According to the AAA's Fuel Gauge Report, a survey of credit card transactions, yesterday's average price of $3.23 per gallon for diesel in Hawaii was 1 cent below the statewide average for midgrade gasoline. Diesel cost 6 cents more per gallon than midgrade on Tuesday, 14 cents more a month ago and 3 cents less a year ago.
The increase is putting a squeeze on businesses that rely on diesel, since many do not have the opportunity to pass the increased cost on to customers.
Roberts Hawaii, whose motor coaches, tour and school buses, vans and minibuses use diesel, projects an increase of more than $1 million in its fuel bill for 2005 over last year, said spokeswoman Sam Shenkus.

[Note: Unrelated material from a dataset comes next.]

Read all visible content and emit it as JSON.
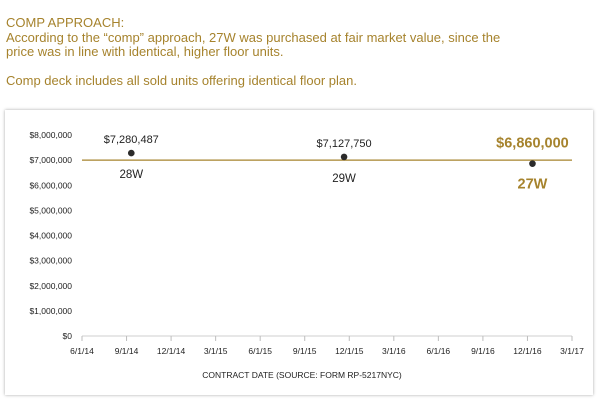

Imperial Trucking tries to schedule its pickups and deliveries so none of its vehicles travel with an empty load, said operations supervisor Ray Tamashiro.
Both businesses' rates are regulated by the Public Utilities Commission.
In 2003 the PUC established new procedures that allow for annual rate increases up to 10 percent and eliminated fuel surcharges.
Shenkus said Roberts received a 7 percent increase in January and could ask for an additional 3 percent before the end of the year.
Motor carriers can ask for a rate increase exceeding 10 percent, but they must provide detailed financial information supporting the rate change that is not normally required.